O Voluntariado
precisa de
reconhecimento, mais dinheiro e
melhor legislação
Eugénio Fonseca, presidente da Direção da Confederação Portuguesa do Voluntariado |
Eugénio
Fonseca, presidente da Confederação Portuguesa do Voluntariado, descreve-nos o
retrato atual do voluntariado no nosso país e aponta caminhos e soluções para
alcançar uma outra dimensão. Mais justa, mais apoiada.
Quando falamos de voluntariado em Portugal, falamos de que
realidade? O que é e como é fazer voluntariado no nosso país?
O voluntariado, em Portugal,
representa uma miríade de experiências, desde as mais estruturadas e formais
enquadradas no âmbito de organizações, às menos formalizadas realizadas em
contextos de relações de vizinhança e de dádiva de tempo.

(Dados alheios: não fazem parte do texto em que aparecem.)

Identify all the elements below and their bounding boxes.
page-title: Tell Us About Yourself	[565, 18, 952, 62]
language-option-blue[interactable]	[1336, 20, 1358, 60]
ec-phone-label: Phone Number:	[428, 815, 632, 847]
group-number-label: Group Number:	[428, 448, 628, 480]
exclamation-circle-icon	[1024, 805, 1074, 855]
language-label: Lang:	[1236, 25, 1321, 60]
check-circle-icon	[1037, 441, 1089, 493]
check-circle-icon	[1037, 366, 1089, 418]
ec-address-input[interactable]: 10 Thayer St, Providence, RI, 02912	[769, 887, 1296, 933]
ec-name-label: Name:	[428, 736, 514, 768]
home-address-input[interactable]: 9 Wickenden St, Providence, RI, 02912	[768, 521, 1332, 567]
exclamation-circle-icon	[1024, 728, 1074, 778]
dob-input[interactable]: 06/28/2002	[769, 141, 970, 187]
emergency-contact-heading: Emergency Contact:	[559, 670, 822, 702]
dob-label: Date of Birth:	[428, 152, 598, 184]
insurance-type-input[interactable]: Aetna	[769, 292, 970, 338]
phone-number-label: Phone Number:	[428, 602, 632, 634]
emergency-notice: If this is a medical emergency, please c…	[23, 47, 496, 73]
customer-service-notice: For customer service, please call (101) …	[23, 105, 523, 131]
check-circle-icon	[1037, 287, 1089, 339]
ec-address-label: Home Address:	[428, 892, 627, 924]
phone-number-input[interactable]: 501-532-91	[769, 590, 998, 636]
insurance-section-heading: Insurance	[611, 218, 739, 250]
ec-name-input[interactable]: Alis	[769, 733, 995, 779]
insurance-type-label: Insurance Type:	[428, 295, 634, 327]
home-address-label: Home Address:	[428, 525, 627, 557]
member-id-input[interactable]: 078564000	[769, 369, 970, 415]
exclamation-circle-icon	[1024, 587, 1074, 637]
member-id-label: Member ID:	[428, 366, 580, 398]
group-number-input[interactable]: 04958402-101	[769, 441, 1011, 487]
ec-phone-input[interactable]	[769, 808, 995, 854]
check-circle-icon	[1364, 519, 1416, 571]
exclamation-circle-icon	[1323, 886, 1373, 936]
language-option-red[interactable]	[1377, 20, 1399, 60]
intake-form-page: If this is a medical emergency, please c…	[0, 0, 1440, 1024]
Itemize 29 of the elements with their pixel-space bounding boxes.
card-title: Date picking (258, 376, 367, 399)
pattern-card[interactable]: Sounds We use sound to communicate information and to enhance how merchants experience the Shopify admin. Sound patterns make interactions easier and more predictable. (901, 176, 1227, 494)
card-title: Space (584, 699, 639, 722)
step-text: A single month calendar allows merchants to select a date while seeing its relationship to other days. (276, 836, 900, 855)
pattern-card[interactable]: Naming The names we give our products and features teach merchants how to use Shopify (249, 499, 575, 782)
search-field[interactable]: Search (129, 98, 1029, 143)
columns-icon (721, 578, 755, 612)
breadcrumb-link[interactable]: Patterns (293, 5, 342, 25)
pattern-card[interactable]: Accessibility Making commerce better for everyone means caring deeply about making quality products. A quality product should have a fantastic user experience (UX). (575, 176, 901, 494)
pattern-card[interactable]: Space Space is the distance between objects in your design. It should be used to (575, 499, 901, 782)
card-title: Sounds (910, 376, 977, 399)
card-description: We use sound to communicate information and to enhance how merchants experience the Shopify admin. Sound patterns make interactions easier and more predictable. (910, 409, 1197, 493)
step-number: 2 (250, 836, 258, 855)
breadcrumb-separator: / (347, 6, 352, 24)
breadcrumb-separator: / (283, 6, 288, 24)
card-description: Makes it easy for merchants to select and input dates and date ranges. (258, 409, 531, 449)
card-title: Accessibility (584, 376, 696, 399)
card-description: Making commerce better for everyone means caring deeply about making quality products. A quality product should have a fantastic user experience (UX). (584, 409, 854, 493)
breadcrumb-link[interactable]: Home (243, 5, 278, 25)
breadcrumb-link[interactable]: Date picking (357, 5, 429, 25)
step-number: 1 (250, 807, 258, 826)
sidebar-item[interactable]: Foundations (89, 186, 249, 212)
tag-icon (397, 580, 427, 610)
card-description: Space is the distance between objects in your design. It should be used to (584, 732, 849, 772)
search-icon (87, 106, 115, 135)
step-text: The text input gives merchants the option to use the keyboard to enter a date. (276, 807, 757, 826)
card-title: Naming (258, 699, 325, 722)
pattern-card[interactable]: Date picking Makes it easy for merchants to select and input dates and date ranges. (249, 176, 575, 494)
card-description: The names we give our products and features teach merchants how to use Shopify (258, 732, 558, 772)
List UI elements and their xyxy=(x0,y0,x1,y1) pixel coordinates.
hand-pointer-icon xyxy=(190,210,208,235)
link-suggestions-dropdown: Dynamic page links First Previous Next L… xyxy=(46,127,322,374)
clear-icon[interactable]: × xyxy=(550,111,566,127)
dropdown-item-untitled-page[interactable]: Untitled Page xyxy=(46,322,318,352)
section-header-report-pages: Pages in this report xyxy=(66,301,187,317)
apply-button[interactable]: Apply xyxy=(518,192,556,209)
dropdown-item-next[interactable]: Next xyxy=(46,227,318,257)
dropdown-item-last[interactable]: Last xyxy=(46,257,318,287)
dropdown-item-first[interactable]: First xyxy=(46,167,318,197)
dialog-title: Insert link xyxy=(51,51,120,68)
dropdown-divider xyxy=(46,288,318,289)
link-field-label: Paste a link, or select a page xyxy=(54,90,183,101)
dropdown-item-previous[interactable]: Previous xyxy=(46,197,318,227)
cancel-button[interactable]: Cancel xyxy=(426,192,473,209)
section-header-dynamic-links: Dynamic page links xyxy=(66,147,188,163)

Em 2012, o INE estimava que a taxa de
voluntariado era de 11,5% da população, correspondendo a cerca de 1 milhão e 40
mil indivíduos da população residente com mais de 15 anos, que tivessem
participado em, pelo menos, uma atividade formal e/ou informal de trabalho
voluntário. A população voluntária, no nosso país, é, maioritariamente,
feminina, entre os 25 e os 65 anos, com formação superior. Ainda segundo
cálculos do INE, o valor monetário do voluntariado luso é equivalente a
aproximadamente 1% do PIB português, mas a CPV é da opinião que a contribuição
do voluntariado será bastante superior, se considerarmos que apenas duas das
associadas da Confederação contam com mais de 600.000 voluntários, sendo inestimável
e dificilmente contabilizável o contributo social e o apoio que os voluntários
prestam a inúmeras organizações portuguesas. De referir ainda, que o
Voluntariado tem vindo a ser assumido cada vez por esferas não tradicionalmente
ligadas a esta área, como sejam as empresas ou até mesmo ao setor público.
Por cá, multiplicam-se as
experiências de voluntariado corporativo, amiúde em parceria com as
organizações da economia social, e de funcionários envolvidos em projetos
promovidos por instituições públicas. Apesar da riqueza desta realidade, os
voluntários e as organizações promotoras de voluntariado ainda enfrentam
dificuldades de diversa ordem. Estas centram-se, no que se refere aos
voluntários, numa falta de maior reconhecimento público do seu contributo e de
ausência de condições materiais e legais mais favoráveis para o exercício da
sua missão de cidadania. Quanto às organizações, há uma ausência quase total de
apoio financeiro para atividades que cubram, nomeadamente, os encargos que as
organizações têm com os seus voluntários, como sejam: as ações de formação ou
os seguros de acidentes pessoais e que podem representar uma fatia considerável
dos magros orçamentos de muitas destas organizações.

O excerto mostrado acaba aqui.